John and Gross researched on how changing the way we look at emotion-provoking incidents in our lives can change our outlook. They found that by only changing our perspectives we can change our attitudes too.

See, you can either make a mess of your life. Else, create a wonderful life with the time you have and the opportunities you get.

The chain of the blame game will keep growing until you cut it. At Amazon, Jeff Bezos has inculcated a culture to "disagree and commit." In a team environment, often all the people aren't on the same page.

As an exemplary leader, it's your duty to disagree and question decisions. But once you commit, you do so wholly.

Similar should be the case with your life decisions. You need not wait to have 100% necessary information before you make a critical life decision. Make a decision at about 70% (like Amazon does) and aggressively move forward with that commitment.

Remember HUSTLE is all you got to do.​ Because that's the sole aspect in your control in the equation of success.

3. Have faith in yourself

It's cliched. And even may sound preachy. But to reach your goals, you've to believe in yourself. You'll receive criticism. Hate. Unknown aspects will spring up in your path.

You can't control the external events. But don't fall for the distractions and negativity around you. Deep down in your heart, you've to believe that you deserve everything that you work for.

No! You're not a fraud.​

Suppose, you wish to lose some pounds. Now, don't get all ambitious and set a hefty target. You don't need a few days or weeks. Set up small objectives and give yourself a pat on your back for achieving them.

Your efforts might fail to achieve desirous results. And your friends might turn their back on you. Now is your real test of character. So don't fall back. Take inspiration from J.K. Rowling. She tasted success only after failed relationships and experiencing grief in her life.

So how can you develop mental resilience to accept failures?

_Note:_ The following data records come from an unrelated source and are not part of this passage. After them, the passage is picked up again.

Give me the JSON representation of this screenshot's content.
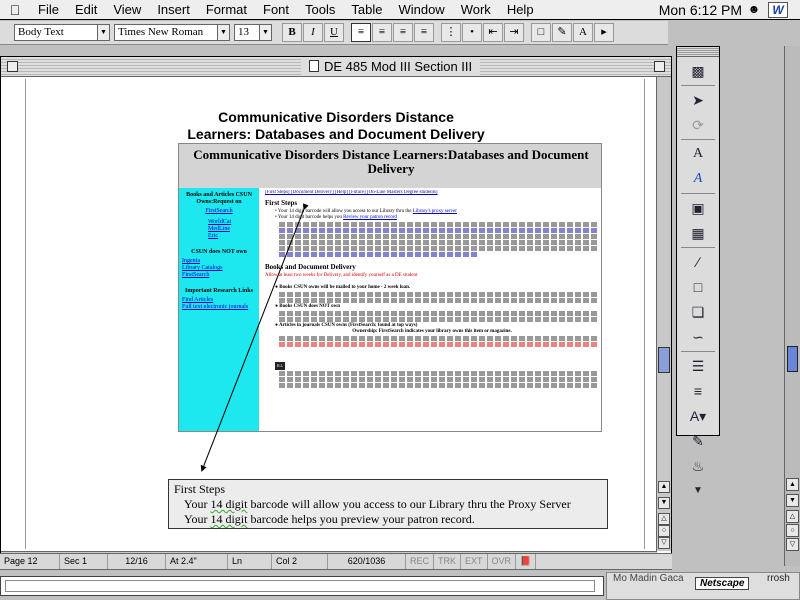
{
  "menubar": {
    "items": [
      "File",
      "Edit",
      "View",
      "Insert",
      "Format",
      "Font",
      "Tools",
      "Table",
      "Window",
      "Work",
      "Help"
    ],
    "clock": "Mon 6:12 PM"
  },
  "format_toolbar": {
    "style": "Body Text",
    "font": "Times New Roman",
    "size": "13"
  },
  "window": {
    "title": "DE 485 Mod III Section III"
  },
  "document": {
    "title": "Communicative Disorders Distance Learners:  Databases and Document Delivery",
    "screenshot": {
      "heading": "Communicative Disorders Distance Learners:Databases and Document Delivery",
      "side_block1_title": "Books and Articles CSUN Owns:Request on",
      "side_block1_link": "FirstSearch",
      "side_block1_items": [
        "WorldCat",
        "MedLine",
        "Eric"
      ],
      "side_block2_title": "CSUN does NOT own",
      "side_block2_links": [
        "Ingenta",
        "Library Catalogs",
        "FirstSearch"
      ],
      "side_block3_title": "Important Research Links",
      "side_block3_links": [
        "Find Articles",
        "Full text electronic journals"
      ],
      "nav": "[First Steps] [Document Delivery] [Help] [Future] [On-Line Masters Degree students]",
      "first_steps_heading": "First Steps",
      "bullet1": "Your 14 digit barcode will allow you access to our Library thru the",
      "bullet1_link": "Library's proxy server",
      "bullet2": "Your 14 digit barcode helps you",
      "bullet2_link": "Review your patron record",
      "books_heading": "Books and Document Delivery",
      "allow_text": "Allow at least two weeks for Delivery, and identify yourself as a DE student",
      "books_line": "Books CSUN owns will be mailed to your home - 2 week loan.",
      "books_not_owned": "Books CSUN does NOT own",
      "articles_owned": "Articles in journals CSUN owns (FirstSearch: found at top ways)",
      "ownership": "Ownership: FirstSearch indicates your library owns this item or magazine.",
      "ill_label": "ILL"
    },
    "callout_title": "First Steps",
    "callout_lines": [
      {
        "pre": "Your ",
        "sq": "14 digit",
        "post": " barcode will allow you access to our Library thru the Proxy Server"
      },
      {
        "pre": "Your ",
        "sq": "14 digit",
        "post": " barcode helps you preview your patron record."
      }
    ]
  },
  "statusbar": {
    "page": "Page 12",
    "section": "Sec 1",
    "pages": "12/16",
    "at": "At 2.4\"",
    "ln": "Ln",
    "col": "Col 2",
    "words": "620/1036",
    "rec": "REC",
    "trk": "TRK",
    "ext": "EXT",
    "ovr": "OVR"
  },
  "netscape": {
    "left": "Mo Madin Gaca",
    "label": "Netscape",
    "right": "rrosh"
  },
  "colors": {
    "sidebar_cyan": "#1de8f0",
    "link_blue": "#0000cc",
    "scroll_thumb": "#8a9fd8",
    "alert_red": "#dd0000"
  }
}
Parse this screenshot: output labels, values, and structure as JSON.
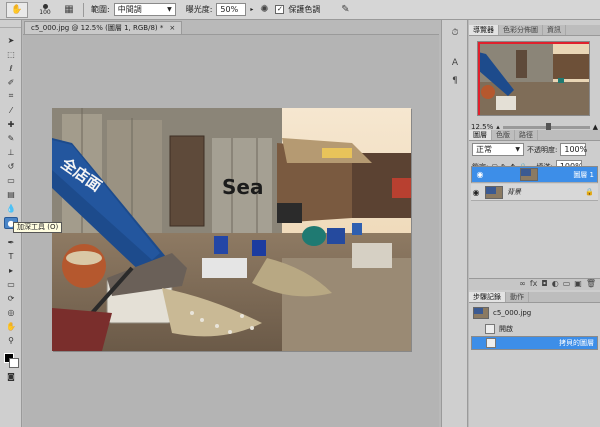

Ellis, Carette et al. found through an extended study that not only are our failures a way to educate ourselves, but our successes are good teachers too. Pointing towards a “systematic” way of learning, they concluded:

  1. Self-explanation (reflecting on our acts and finding why we succeeded or failed)

  2. Data verification (checking and analyzing the other probable ways to have approached the situation)

  3. And feedback (concluding whether the end product was failure or a win, and planning ahead)

Caveat: Prioritize

You cannot dream of achieving it all. Atleast not together. So you've to let go of the activities that deviate you from your main goal (path). Take help from Mr. Pareto when you're facing issues with time management and prioritizing.

The principle will help you find the high-value tasks that deserve your attention.

Remember, it's not about sequentially ticking off your to-do lists. Don't let routine take over and the motions of the day run you.


It's slow. Painful. And challenging. But if you're persistent, dedicated and determined, you can achieve almost whatever you set your eyes on. Just stay patient and keep hustling.